We would like to invite all doctoral students to the next guest lectures, which will be given by Dr. Duong Nguyen from the University of Wyoming, USA.
 

„Resilient distributed systems”

Date: 15/05/2026
Time: 11.45 - 15.00
Place: Technical Library, Piotrowo 2, room L.02.10 (ground floor)
Language: English

Abstract:

Ensuring that a program behaves as intended by its designer is both a fundamental requirement and a significant challenge. Even for traditional sequential programs, this process can require exploring an exponentially large state space. In distributed systems, this challenge is further compounded by factors beyond the designer’s control, including component failures and communication uncertainty.

Despite these difficulties, mission-critical distributed systems underpin much of modern infrastructure - from communication networks and online transactions to traffic management and monitoring. Therefore, designing correct distributed systems is not only desirable but also a practical necessity.
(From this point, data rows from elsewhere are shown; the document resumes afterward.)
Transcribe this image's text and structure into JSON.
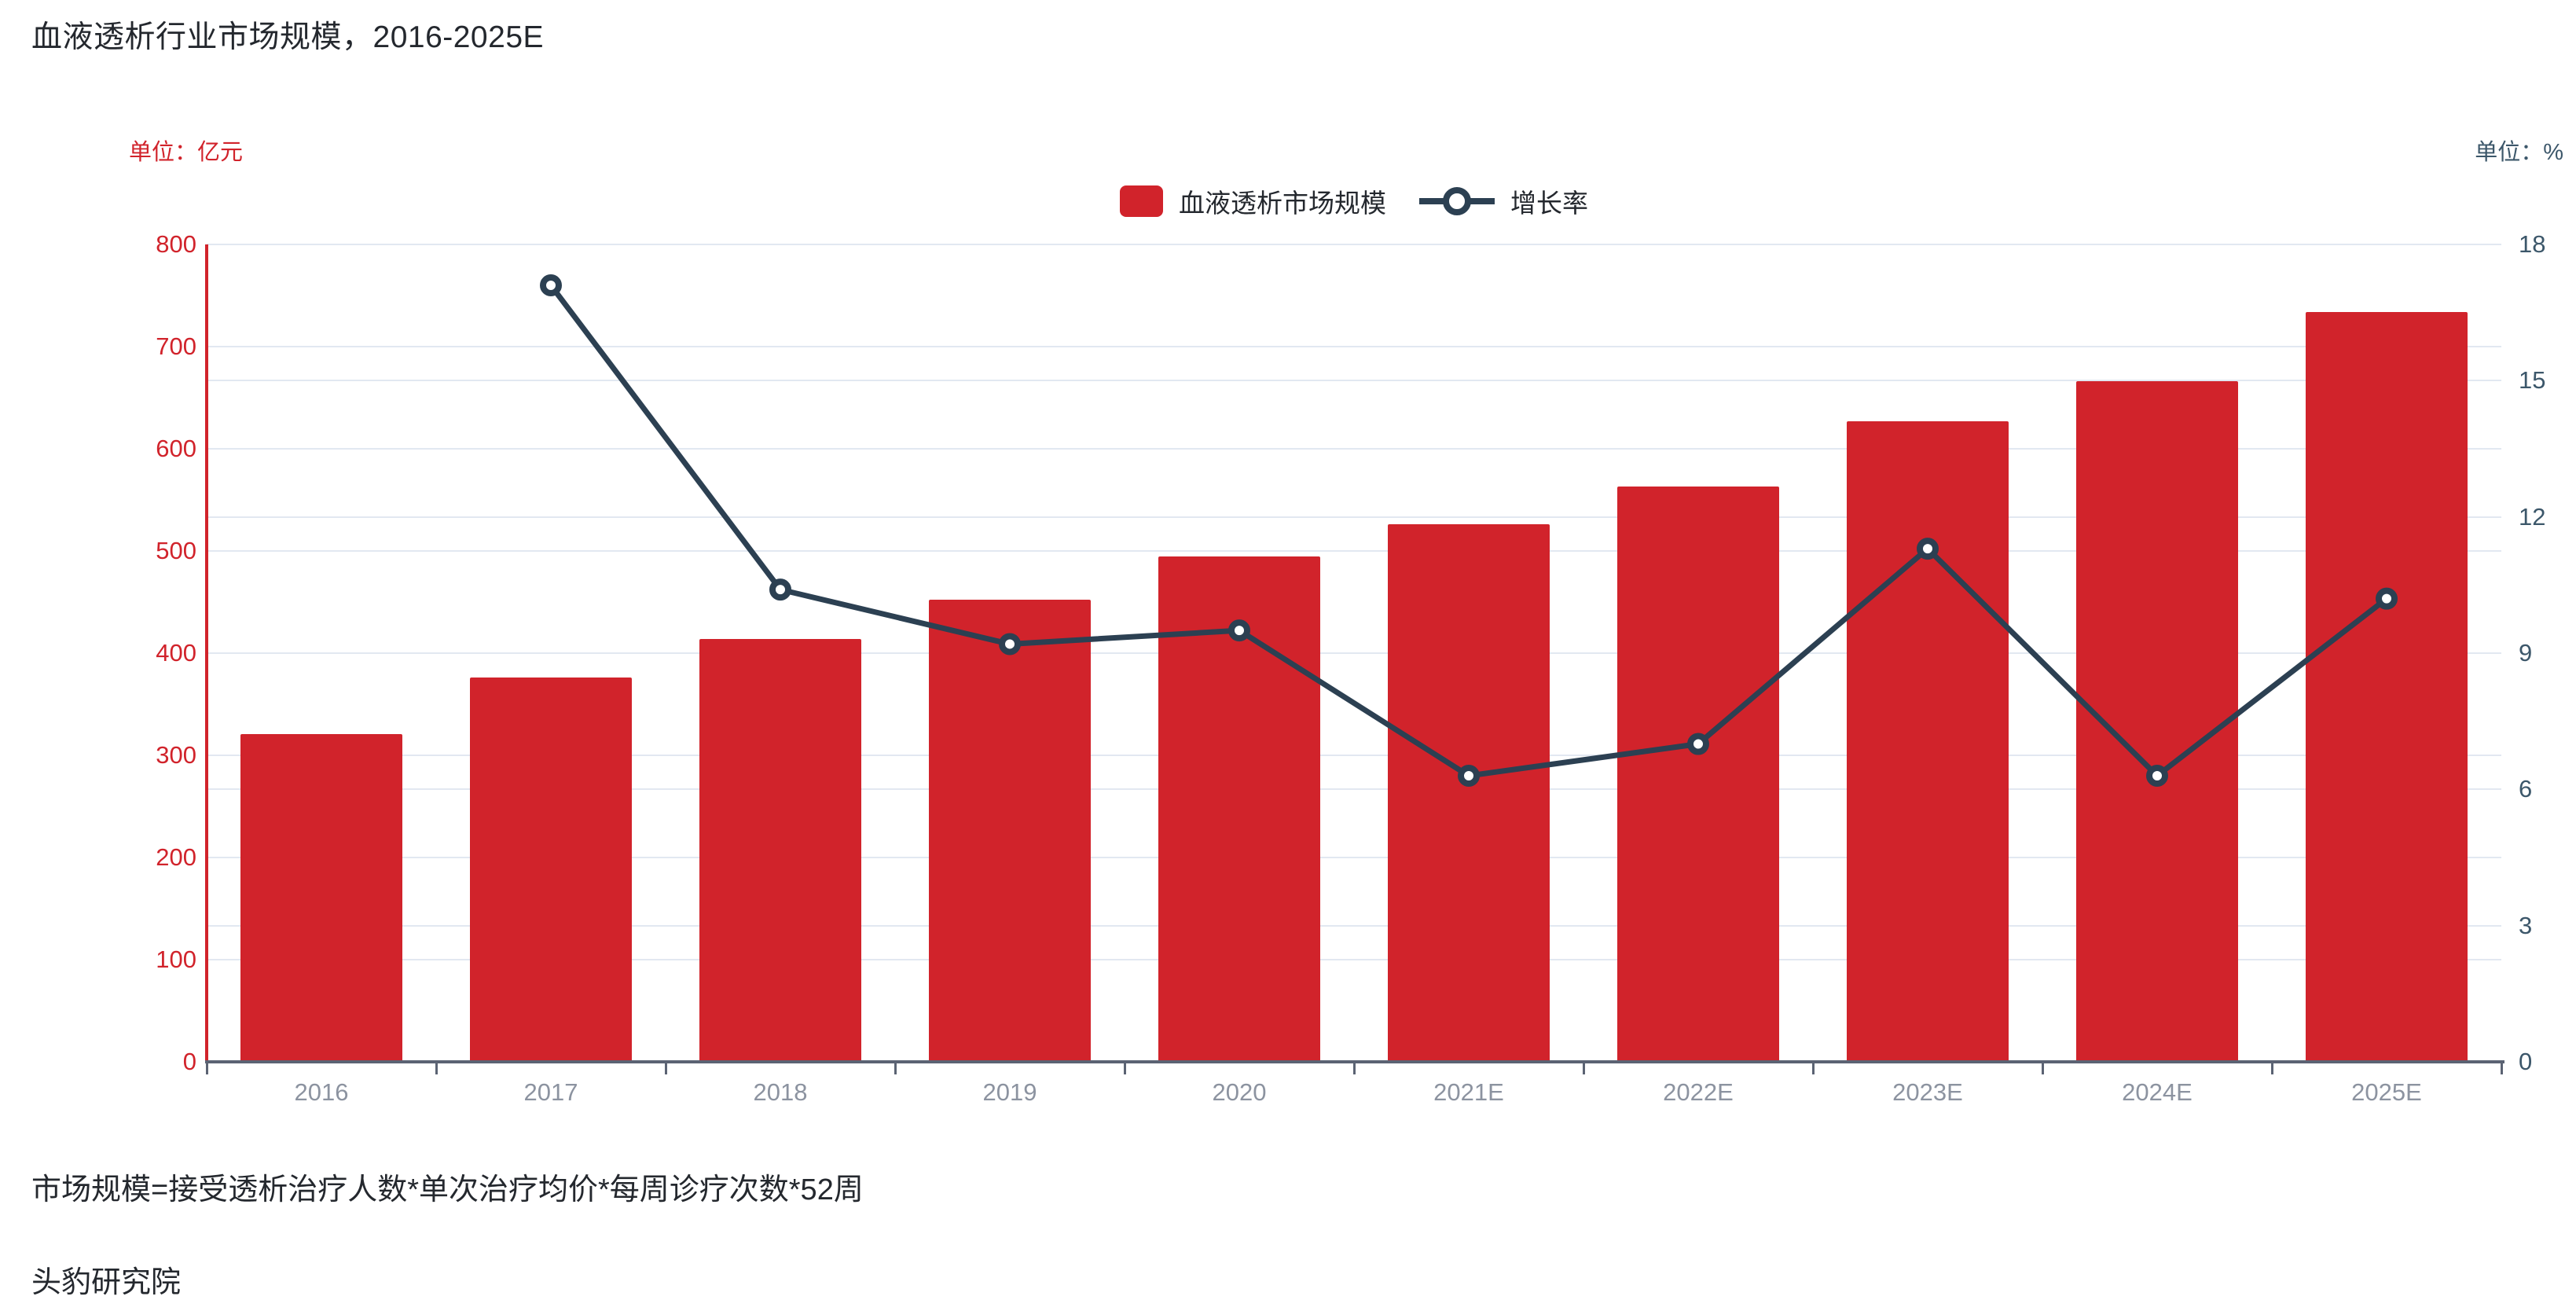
{
  "title": "血液透析行业市场规模，2016-2025E",
  "unit_left": "单位：亿元",
  "unit_right": "单位：%",
  "legend": [
    {
      "label": "血液透析市场规模",
      "type": "bar"
    },
    {
      "label": "增长率",
      "type": "line"
    }
  ],
  "footnote": "市场规模=接受透析治疗人数*单次治疗均价*每周诊疗次数*52周",
  "source": "头豹研究院",
  "colors": {
    "bar": "#d1232b",
    "line": "#2c4052",
    "left_axis": "#d1232b",
    "right_label": "#3c576a",
    "x_label": "#8c93a0",
    "x_axis": "#5b6373",
    "grid": "#e2e8f1",
    "text": "#24282e"
  },
  "chart_data": {
    "type": "bar",
    "subtype": "bar+line dual axis",
    "title": "血液透析行业市场规模，2016-2025E",
    "categories": [
      "2016",
      "2017",
      "2018",
      "2019",
      "2020",
      "2021E",
      "2022E",
      "2023E",
      "2024E",
      "2025E"
    ],
    "series": [
      {
        "name": "血液透析市场规模",
        "type": "bar",
        "axis": "left",
        "unit": "亿元",
        "values": [
          321,
          376,
          414,
          452,
          495,
          526,
          563,
          627,
          666,
          734
        ]
      },
      {
        "name": "增长率",
        "type": "line",
        "axis": "right",
        "unit": "%",
        "values": [
          null,
          17.1,
          10.4,
          9.2,
          9.5,
          6.3,
          7.0,
          11.3,
          6.3,
          10.2
        ]
      }
    ],
    "left_axis": {
      "min": 0,
      "max": 800,
      "step": 100,
      "ticks": [
        "0",
        "100",
        "200",
        "300",
        "400",
        "500",
        "600",
        "700",
        "800"
      ]
    },
    "right_axis": {
      "min": 0,
      "max": 18,
      "step": 3,
      "ticks": [
        "0",
        "3",
        "6",
        "9",
        "12",
        "15",
        "18"
      ]
    },
    "grid": true,
    "legend_position": "top-center"
  }
}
Part 1: Foundations and Fault Models in Distributed Systems. 
This lecture explains the inevitability of faults in practical distributed systems and surveys common fault types. We then develop a formal framework for modeling faults, program executions, and desired correctness properties, providing a foundation for rigorous system design.

Part 2: Fault Tolerance Mechanisms and Strategies. 
Building on the first lecture, this session explores algorithmic and architectural approaches for fault detection and tolerance such as the protocols underlying the operation of TCP, automating the addition of fault-tolerance to existing program, and self-stabilization.

Short bio of the speaker:

Dr. Duong Nguyen is an assistant professor at the University of Wyoming. He got his BSc, MSc, PhD, and postdoctoral training from Hanoi University of Science and Technology, Purdue University, Michigan State University, and Georgetown University, respectively.

His research interests include distributed computing and system (including cloud computing and distributed machine learning), runtime monitoring, fault-tolerance, self-stabilization, and formal methods. His current research projects focus on designing efficient and resilient algorithmic solutions for large-scale distributed graph computations and distributed machine learning in uncertain and dynamic environments.

His work has been published in leading journals in distributed computing such as IEEE Transactions on Parallel and Distributed Systems (IF 6.0), Distributed Computing (IF 2.1), and highly selective conferences such as International Conference on Distributed Computing and Networking, International Symposium on Reliable Distributed Systems, and Runtime Verification. His research has been supported by funding from NSF and NASA.